The list of Experiments that can be performed on netTIMS FreeWire is listed below for your information.
DSBSC – generation
AM – Amplitude Modulation
Armstrong’s phase modulator
FM – WBFM
Phase division multiplex
PWM – pulse width modulation
PLL & Carrier Acquisition
PCM – encoding & decoding
Line coding & decoding
DSSS spread spectrum
AM demodulation and SNR
The noisy channel
non linearity & distortion
net*TIMS FreeWire FAQ
You can go to any browser on your PC, (chrome, firefox or IE) and you will be able to access the experiments on a given IP address. The access will be controlled by username and password, set up by the Professor. On the screen, you can select modules, patch them together, and perform real experiments communicating to the real system.
You are controlling real hardware TIMS modules in a real TIMS system, and viewing the real electrical signals via a PC based scope.
All front panel toggle switches, rotary switches and Potentiometers can be changed by the user.
All signal levels can therefore be altered and investigated.
All significant points throughout the experiment can be viewed by moving the scope leads, ChA, ChB, and triggering points can also be altered to suit.
The patching of the modules in the experiment can be altered if a SWITCH module is being used, otherwise the patching remains fixed. Modules also remain fixed for each experiment.
All the knobs and switches are controllable. This image shows a typical toggle switch and Potentiometer knob control.
To adjust knobs, you can either:
- click on the knob and drag the knob pointer to your required point
- click on the knob, which highlights it, and then use left or right arrows on your keyboard to move by one increment at a time.
- click on either left half or right half of knob to rotate either anti-clockwise or clockwise respectively by one increment at a time.
To adjust toggle switches, you simply click on them and they cycle through the available positions – up, middle (for a three position switch) and down.
The scope is designed to mimic a traditional scope with manual controls. The TIME and FREQ buttons activate the time domain or frequency domain displays respectively.
To select a point to view, firstly select a scope input channel by clicking on the input terminal alongside labels ChA, ChB or TRIG. This will highlight and number ALL outputs which are available for that input to connect to. Then, click on the highlighted output you wish to view. The scope lead will connect to that point. The number of points to view is fixed and determined by the experimental setup at the net*TIMS system unit. The ‘Single / XY / Acc’ switch selects between the default of single shot mode, XY mode where ChA is plotted against ChB and Accumulate mode. Accumulate mode continuously requests a new screen capture and overlays them onto the display. This is useful for viewing Eye diagrams and other subtle variations of a waveform over time.

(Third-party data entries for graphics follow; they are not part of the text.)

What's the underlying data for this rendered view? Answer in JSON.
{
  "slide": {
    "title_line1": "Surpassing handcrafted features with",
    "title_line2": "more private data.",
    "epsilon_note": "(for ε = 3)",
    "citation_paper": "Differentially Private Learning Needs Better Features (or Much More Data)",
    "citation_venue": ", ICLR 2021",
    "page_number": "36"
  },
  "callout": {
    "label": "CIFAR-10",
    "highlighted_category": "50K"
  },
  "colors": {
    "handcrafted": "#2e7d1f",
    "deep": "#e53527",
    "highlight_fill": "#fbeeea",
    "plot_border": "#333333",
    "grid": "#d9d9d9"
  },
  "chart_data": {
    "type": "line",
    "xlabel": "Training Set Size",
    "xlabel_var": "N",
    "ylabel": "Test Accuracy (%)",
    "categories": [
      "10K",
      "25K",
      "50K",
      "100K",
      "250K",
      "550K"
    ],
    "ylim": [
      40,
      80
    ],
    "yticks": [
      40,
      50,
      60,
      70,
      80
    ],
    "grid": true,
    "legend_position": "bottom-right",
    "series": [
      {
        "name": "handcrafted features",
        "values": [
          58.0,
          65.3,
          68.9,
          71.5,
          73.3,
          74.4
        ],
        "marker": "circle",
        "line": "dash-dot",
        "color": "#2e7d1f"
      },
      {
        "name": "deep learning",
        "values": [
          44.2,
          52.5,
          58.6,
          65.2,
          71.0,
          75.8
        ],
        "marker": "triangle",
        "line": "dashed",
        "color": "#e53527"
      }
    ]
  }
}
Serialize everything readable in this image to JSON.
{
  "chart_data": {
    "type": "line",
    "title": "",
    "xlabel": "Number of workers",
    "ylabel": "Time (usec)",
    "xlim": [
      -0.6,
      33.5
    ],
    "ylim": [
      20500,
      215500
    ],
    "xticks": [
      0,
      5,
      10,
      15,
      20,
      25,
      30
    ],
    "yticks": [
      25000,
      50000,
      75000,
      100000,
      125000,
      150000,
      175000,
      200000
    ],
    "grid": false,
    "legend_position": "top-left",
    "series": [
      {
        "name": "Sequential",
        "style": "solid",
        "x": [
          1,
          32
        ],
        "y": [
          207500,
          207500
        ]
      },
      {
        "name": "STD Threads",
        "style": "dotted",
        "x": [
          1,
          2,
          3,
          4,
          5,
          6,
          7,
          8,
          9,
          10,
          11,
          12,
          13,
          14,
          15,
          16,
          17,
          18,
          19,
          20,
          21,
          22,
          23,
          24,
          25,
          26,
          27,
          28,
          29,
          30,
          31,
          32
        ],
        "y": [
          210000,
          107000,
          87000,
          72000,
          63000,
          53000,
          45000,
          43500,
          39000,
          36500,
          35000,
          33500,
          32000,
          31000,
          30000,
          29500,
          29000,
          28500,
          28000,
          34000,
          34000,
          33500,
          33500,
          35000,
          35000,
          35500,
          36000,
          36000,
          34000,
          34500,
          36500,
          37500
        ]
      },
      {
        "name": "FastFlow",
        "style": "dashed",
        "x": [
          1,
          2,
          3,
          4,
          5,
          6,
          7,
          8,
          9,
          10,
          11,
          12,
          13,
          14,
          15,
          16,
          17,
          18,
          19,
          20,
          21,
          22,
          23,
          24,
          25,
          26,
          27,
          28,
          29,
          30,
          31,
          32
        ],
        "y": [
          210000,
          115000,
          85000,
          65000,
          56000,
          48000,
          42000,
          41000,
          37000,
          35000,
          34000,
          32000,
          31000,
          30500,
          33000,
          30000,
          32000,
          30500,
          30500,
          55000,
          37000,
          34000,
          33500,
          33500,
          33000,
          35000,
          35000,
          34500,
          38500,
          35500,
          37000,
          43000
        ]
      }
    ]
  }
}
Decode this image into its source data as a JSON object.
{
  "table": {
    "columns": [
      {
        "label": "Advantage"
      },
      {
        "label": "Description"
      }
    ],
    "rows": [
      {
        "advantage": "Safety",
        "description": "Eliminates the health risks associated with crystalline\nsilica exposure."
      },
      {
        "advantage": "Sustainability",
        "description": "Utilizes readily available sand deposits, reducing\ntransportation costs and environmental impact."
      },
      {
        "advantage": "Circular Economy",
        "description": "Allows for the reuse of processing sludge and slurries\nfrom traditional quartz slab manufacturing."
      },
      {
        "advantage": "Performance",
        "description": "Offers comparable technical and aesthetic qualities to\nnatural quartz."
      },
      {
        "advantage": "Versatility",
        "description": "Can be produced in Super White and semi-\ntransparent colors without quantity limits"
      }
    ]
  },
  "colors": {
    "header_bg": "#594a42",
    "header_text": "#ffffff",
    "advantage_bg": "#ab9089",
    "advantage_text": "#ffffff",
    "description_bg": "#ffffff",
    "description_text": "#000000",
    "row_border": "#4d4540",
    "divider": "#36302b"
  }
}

Triggering at the same point in the waveform is usually very important when using Accumulate modes in scopes.
The ‘wiring’ button changes the look of the patching of the wires, but doesn’t change the connections themselves. This can be useful to improve visibility of connections and settings.

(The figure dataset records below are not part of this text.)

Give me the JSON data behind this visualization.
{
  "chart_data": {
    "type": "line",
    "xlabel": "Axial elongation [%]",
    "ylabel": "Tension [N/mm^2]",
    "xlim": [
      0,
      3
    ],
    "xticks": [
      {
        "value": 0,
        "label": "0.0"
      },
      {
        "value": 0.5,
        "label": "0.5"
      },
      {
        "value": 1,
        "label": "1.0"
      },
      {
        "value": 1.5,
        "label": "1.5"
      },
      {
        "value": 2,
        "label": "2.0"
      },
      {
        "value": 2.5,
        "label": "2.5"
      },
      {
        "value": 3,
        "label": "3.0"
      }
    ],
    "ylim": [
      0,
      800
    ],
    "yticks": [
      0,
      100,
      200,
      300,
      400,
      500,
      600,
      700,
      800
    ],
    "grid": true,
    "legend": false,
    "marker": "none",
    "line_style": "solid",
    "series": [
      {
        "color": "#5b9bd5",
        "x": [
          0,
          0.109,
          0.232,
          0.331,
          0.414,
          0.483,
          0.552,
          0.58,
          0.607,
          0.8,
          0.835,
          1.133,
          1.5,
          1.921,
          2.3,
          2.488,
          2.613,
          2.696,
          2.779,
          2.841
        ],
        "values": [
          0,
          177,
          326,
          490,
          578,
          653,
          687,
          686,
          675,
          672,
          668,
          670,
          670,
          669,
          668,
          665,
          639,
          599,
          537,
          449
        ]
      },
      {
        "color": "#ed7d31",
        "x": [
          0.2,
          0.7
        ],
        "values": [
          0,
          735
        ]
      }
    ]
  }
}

Use the ‘ELASTICITY’ control knob to vary the position of the patching leads to suit yourself.
Triggering is very important in net*TIMS, as always in TIMS. The net*TIMS scope has full triggering features as on a normal scope.
The Rise/OFF/Fall switch is used to turn on Triggering mode. The source of the trigger signal is then selected by the ChA/Ext/ChB switch. If EXTernal trigger is selected, then the trigger comes from the signal connected to the TRIG terminal with the green patching lead. LEVEL and DELAY set the trigger level and trigger delay time.
When using FREQ mode on a channel, the x1, x2 and x4 switch zooms in on the FFT display for closer inspection. SNGL (single) and AVG(average) mode create an FFT display based on one screen capture or several.
Beware of the aliasing which arises on digital scopes…creating false signals which appear correct. Always be aware of your time base settings and check that what you see is what you expect.